En cas de fraude avérée, la riposte doit être méthodique. Conservez toutes les preuves : emails, captures d’écran, historique de paiement. Prévenez immédiatement l’organisateur de l’événement. Signalez la fraude sur SignalConso10, la plateforme de la DGCCRF qui centralise les plaintes des consommateurs11. Et n’oubliez pas le chargeback12 : si vous avez payé par carte bancaire, votre banque peut annuler la transaction et vous rembourser, à condition d’agir rapidement.

Le droit court souvent après la technologie.

L’avenir, lui, se dessine dans la technologie. Les QR codes dynamiques, qui s’actualisent en permanence sur votre smartphone, rendent les captures d’écran inutilisables pour les fraudeurs. La blockchain, cette technologie de registre distribué, permet de tracer chaque billet numériquement, de sa création jusqu’à l’entrée en salle, créant une chaîne de confiance inviolable

En définitive, en 2026, la réponse ne doit pas être uniquement juridique ; elle est aussi techno-juridique via :

  • L’utilisation de la Blockchain pour rendre chaque billet unique et lié à une identité.
  • QR codes dynamiques
  • L’interdiction des prix dynamiques (en cours de discussion législative) pour supprimer l’intérêt financier des bots.
  • L’audit des serveurs de billetterie pour vérifier la robustesse des pare-feu anti-bot.

Ces innovations ne sont plus de la science-fiction : elles se déploient déjà sur certains événements majeurs.

Conclusion : Un combat qui ne fait que commencer

Le secteur de la billetterie en ligne traverse une mutation profonde. D’un côté, une législation qui se durcit progressivement, consciente que l’accès à la culture ne peut être abandonné aux seules lois du marché sauvage. De l’autre, des innovations technologiques (blockchain, QR codes dynamiques, intelligence artificielle de détection des bots) qui promettent d’assainir un écosystème gangréné par la fraude.
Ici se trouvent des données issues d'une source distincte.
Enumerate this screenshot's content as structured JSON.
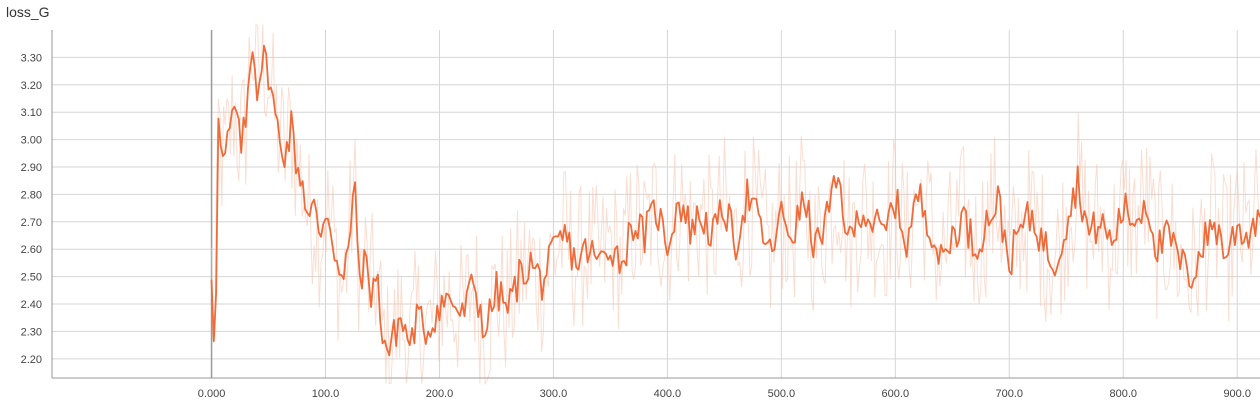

Mais ne nous y trompons pas : les fraudeurs ne baissent pas les bras. Ils s’adaptent, innovent eux aussi, trouvent de nouvelles failles. Chaque parade technologique génère une contre-parade. C’est une course sans fin entre les gardiens du temple et ceux qui cherchent à le piller.

Pour le spectateur, la vigilance reste le meilleur bouclier. Comprendre les mécanismes, reconnaître les pièges, privilégier les circuits officiels : autant de gestes qui, mis bout à bout, peuvent faire la différence. Car au-delà des chiffres et des technologies, il y a une question simple : doit-on accepter que l’émotion d’un concert, la magie d’un spectacle, deviennent des marchandises spéculatives réservées à ceux qui peuvent payer le prix fort ?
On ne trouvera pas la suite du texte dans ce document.